Machine Learning of Wildfire Fuel Types
From BC VRI Dataset
Introduction
Forests are widely acknowledged as one of the most important components within the Canadian natural environment, and it is also one of the main economic pillars of British Columbia. Wildfire, however, in recent years has been a hot topic.
Currently, our society still lacks understandings regarding wildfires. What we currently know about fire is far from sufficient to help us control these fires, no matter which cause. In the 2017 summer, British Columbia experienced one of the largest wildfire events over the entire history. According to the records from B.C. Wildfire Service, there were 2,344 fire events happened throughout the whole year across the province. It has caused 121,6053 hectares of land burned and $563,000,000 in terns of economic loss (BC Wildfire service). On July 7th, lightning strikes, surprisingly, lead to up to 594 fire events (BC Wildfire service). But what, on earth, cause the megafires? The fire triangle combines fuel, oxygen and heat. During the 2017 summer, the long-lasting drought period creates extreme dry condition that is adequate for ignition. With the combined effect of enough fuels, due to B.C.’s massive woody material storage, result in widely spread-out fire.

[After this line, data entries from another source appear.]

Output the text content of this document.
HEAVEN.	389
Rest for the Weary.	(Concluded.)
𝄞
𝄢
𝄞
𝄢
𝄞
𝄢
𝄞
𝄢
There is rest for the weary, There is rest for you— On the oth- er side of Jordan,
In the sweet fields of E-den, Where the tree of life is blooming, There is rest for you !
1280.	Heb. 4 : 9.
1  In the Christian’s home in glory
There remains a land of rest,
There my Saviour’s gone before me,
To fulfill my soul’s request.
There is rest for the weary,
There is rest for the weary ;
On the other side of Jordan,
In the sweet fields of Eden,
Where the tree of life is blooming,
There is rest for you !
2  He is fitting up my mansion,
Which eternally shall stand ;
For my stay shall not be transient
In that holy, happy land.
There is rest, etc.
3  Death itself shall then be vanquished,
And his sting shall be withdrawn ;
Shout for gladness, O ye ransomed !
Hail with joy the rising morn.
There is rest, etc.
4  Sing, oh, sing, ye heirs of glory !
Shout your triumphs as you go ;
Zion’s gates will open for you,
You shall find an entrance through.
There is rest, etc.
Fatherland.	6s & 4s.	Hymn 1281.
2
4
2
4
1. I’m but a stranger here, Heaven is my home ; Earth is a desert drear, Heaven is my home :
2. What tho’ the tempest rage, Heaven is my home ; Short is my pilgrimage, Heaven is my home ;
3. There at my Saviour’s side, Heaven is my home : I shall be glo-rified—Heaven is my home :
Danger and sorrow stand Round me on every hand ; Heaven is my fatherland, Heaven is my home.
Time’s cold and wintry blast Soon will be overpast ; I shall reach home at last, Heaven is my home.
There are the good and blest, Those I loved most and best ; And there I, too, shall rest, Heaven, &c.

In 2017 and 2018, the whole interior of British Columbia has seen significant fire hazards caused by fire seasons. Fire hazards have demonstrated that its existence on the land base and huge impacts on both societies and high-value objects under extreme weather conditions (Pickell et.al 2020).
New Technologies (imaging spectroscopy and LIDAR) enable using fuel characteristics to assist in categorizing fuel classifications as well as predicting landscape-scale fire behavior (Stavros et.al, 2018). Remote sensing, therefore, does prove its value in aiding the process of updating fuel maps over large areas (Alonso-benito et.al, 2016), as it uses Earth-observing satellites and other remotely-sensed data (Xiao-rui et.al, 2005 and Arroyo et.al, 2008). Hence, multiple remotely-sensed datasets were used as predictor variables in the fuel classification process as well as within the workflow (Pickell et.al, 2020). To ascertain wellness of functioning in terms of characterizing fuel type based on remote sensing data at different spatial scales. Well–established classification and spectral mixture analysis were adopted as two approaches for fuel type mapping (Lasaponara and Lanorte, 2006).
Popular approaches have been adopted incorporated into the fuel type mapping, including object-based image analysis, maximum likelihood algorithm, clustering and classification, ground-truth validation, and regression. In addition, the main approach is to apply machine learning algorithms by utilizing remotely-sensed datasets as training data and validation data, in terms of solving the problem of fuel type mapping (Pickell et. al, 2020).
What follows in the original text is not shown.